Everywhere the Palace goes, it seeks to create these opportunities and respond to local issues and contexts. In London rest and productivity came up again and again. An activist shared their experience of burnout and how they approach their work differently now. A local woman, in training to be a pastor, sang gospel songs on the Palace Radio, underlining her faith as her source of hope for the future. In the Highlands conversations often revolved around land ownership. We met Matilde, a young land owner, who, through conversations in the Palace, began thinking beyond the rewilding and environmental conservation of their bogland, towards notions of community and collective ownership as a part of sustainability. We screened a controversial film about nuclear power as a cornerstone to green transitions (particularly relevant to the community given the central presence of Dounraey nuclear site in the area) and ended up staying an hour afterwards with local residents of all ages weighing up the pros and cons. The issues are hyper-local, personal even, but through the Palace they are entwined with the broader issues spanning the length of the UK.



The Brazilian theatre-maker Augusto Boal once described his work as ‘a rehearsal for the revolution’, and the Palace has been created with this phrase in mind. Voicing your anger about a new coal mine on the Palace Radio or modelling an alternative housing system out of clay isn’t going to immediately change policy. But these gestures and rehearsals still have meaning: they clarify our thinking, and they tell us that our opinions matter. 


Most importantly, this work connects us with others who are angry, and who have ideas for what could change - locally as well as nationally. The decision to tour this work emerged from responses in the postal version in which people voiced their feelings of hope and energy on a local level, but said they felt a lot of fear when they thought about the world beyond their community. After all, democratic fatigue is entwined with a sense of isolation and futility: does anyone but me care? This work seeks to put you alongside others who also care, who may challenge you, from your local community, as well as voices and stories from elsewhere. This is about connecting those cracks in the system, as to connect them makes them wider. 

“The People’s Palace of Possibility, and projects like it, are suggesting a slightly different political role for the arts by creating spaces for democracy to happen.”

Perhaps when we (if we) think about the role of the arts in politics our first thought might be for spectacle, telling ‘untold stories’, or offering emotional connection to big issues. We might think of Extinction Rebellion’s striking Red Brigade making the front page of the newspaper, or Ken Loach’s latest film shedding light on injustice.

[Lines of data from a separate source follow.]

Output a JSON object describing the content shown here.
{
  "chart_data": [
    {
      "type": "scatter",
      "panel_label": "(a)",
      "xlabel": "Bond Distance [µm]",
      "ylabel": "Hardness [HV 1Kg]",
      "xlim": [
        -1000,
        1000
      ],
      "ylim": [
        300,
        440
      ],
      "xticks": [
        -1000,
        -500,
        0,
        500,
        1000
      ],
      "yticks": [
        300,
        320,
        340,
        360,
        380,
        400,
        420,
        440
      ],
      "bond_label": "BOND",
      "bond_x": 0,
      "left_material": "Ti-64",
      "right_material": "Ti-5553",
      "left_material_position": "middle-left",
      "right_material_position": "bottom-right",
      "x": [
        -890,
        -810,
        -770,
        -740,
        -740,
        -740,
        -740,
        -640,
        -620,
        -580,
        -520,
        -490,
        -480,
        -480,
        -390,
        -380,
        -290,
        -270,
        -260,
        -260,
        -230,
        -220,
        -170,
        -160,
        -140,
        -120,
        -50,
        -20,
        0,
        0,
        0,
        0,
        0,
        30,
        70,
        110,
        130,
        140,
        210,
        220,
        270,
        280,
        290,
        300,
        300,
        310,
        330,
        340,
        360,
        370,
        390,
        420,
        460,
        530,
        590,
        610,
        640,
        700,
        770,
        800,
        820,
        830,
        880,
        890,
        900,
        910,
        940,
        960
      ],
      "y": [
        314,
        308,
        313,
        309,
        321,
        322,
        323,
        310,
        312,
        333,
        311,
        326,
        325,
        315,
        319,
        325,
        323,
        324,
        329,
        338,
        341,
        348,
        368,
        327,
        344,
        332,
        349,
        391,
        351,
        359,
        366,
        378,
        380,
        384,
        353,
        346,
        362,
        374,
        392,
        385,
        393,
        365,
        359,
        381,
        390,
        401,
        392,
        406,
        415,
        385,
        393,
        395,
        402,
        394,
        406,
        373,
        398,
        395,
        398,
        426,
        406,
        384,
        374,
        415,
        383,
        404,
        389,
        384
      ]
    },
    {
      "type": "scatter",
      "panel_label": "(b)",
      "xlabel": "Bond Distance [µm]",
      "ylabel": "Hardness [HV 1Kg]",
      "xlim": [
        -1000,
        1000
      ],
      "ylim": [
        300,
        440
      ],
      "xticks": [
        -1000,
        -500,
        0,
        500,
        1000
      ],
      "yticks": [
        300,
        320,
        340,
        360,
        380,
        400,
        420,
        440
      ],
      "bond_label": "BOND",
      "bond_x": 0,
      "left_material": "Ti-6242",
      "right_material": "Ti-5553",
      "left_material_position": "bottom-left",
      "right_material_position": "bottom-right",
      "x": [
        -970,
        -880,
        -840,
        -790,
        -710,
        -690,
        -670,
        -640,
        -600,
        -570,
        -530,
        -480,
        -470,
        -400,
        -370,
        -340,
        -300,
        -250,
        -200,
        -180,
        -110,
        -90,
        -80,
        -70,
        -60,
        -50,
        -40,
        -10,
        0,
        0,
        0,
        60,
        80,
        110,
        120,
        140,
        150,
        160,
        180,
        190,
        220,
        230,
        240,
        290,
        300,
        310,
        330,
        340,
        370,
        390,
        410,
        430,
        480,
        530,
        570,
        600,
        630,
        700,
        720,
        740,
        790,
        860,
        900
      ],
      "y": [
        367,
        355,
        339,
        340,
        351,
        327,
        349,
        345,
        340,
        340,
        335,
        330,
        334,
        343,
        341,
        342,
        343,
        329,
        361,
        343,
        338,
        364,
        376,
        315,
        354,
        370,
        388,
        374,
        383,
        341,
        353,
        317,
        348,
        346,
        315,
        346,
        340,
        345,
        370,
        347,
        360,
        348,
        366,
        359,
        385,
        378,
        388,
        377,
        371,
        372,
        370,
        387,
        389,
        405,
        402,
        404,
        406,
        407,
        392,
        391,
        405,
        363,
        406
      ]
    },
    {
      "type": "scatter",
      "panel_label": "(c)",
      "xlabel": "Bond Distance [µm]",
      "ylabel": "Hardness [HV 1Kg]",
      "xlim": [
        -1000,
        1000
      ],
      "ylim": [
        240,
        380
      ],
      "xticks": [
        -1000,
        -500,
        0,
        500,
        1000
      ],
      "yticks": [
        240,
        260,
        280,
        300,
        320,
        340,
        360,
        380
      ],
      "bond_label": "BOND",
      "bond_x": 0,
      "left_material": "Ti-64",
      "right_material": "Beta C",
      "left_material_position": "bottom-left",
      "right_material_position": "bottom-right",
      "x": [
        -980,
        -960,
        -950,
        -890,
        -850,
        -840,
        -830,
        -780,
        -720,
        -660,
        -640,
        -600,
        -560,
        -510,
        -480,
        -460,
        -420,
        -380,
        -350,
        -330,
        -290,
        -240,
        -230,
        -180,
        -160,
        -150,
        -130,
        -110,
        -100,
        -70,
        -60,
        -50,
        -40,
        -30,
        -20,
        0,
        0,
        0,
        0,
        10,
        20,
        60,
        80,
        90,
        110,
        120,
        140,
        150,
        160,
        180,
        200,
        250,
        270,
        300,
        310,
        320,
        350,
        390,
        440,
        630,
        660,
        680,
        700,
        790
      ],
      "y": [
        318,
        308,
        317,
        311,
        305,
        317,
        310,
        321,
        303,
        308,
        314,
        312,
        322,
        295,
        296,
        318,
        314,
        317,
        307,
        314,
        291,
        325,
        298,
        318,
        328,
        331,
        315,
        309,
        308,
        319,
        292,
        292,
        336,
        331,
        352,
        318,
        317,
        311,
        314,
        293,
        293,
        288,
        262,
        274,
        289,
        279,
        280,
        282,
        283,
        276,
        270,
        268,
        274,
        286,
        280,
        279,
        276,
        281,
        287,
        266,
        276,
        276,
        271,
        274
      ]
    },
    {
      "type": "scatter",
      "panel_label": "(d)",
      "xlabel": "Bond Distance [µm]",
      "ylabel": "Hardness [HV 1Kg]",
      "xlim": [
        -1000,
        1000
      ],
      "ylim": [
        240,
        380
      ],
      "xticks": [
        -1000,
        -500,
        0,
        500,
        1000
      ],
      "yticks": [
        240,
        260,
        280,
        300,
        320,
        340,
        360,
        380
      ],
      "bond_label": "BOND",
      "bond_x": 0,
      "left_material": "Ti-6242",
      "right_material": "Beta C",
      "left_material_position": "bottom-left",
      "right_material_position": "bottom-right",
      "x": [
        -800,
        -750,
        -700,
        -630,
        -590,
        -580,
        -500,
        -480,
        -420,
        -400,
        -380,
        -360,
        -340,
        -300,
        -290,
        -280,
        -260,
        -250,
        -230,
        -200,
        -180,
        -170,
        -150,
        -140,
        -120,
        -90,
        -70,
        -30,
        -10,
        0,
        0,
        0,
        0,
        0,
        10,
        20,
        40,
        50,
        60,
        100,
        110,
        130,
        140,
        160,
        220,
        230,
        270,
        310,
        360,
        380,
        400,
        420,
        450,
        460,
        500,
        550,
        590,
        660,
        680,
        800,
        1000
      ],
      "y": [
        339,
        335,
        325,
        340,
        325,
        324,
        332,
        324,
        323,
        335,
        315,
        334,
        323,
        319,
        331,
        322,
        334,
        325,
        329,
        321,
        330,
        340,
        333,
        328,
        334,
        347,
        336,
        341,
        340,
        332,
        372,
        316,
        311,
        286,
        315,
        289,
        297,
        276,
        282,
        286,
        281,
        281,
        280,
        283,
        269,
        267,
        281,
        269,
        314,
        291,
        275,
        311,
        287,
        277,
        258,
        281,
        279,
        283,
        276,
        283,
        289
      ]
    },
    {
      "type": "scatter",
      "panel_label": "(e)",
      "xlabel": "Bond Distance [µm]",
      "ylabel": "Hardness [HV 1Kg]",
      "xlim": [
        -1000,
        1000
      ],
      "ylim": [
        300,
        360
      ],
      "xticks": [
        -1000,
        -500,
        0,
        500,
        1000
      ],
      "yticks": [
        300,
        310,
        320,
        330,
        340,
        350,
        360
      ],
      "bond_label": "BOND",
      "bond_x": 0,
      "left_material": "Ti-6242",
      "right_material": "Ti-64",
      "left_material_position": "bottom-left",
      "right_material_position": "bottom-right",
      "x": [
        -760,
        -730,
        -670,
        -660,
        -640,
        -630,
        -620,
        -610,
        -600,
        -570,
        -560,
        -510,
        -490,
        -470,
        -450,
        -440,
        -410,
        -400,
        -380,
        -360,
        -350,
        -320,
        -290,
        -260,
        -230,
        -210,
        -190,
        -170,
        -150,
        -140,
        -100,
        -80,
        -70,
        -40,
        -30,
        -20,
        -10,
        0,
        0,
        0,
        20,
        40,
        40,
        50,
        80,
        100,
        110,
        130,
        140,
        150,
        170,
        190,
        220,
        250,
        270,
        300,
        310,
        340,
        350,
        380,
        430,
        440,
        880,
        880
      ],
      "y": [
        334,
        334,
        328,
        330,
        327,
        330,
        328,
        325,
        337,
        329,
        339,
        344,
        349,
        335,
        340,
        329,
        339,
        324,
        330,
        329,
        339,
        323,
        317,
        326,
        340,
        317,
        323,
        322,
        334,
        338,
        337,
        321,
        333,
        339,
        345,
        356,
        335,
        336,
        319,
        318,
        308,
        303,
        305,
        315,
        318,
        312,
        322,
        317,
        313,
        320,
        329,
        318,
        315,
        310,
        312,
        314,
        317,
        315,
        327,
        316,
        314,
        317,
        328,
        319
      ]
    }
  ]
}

But The People’s Palace of Possibility, and projects like it, are suggesting a slightly different political role for the arts by creating spaces for democracy to happen. To remove the veil from government buzz-phrases such as “meaningful engagement” and instead provide spaces that are playful and imaginative so citizens - not consumers - can dream with strangers and friends about how the world might be different, better. Strange spaces which invite us to step outside our lives for a while to see things from a different perspective, and which (at their best) make space for our anger and fear whilst also inviting play and joy. Maybe this kind of work can be one of the fissures which cracks apart this shitty system - it certainly needs to be broken.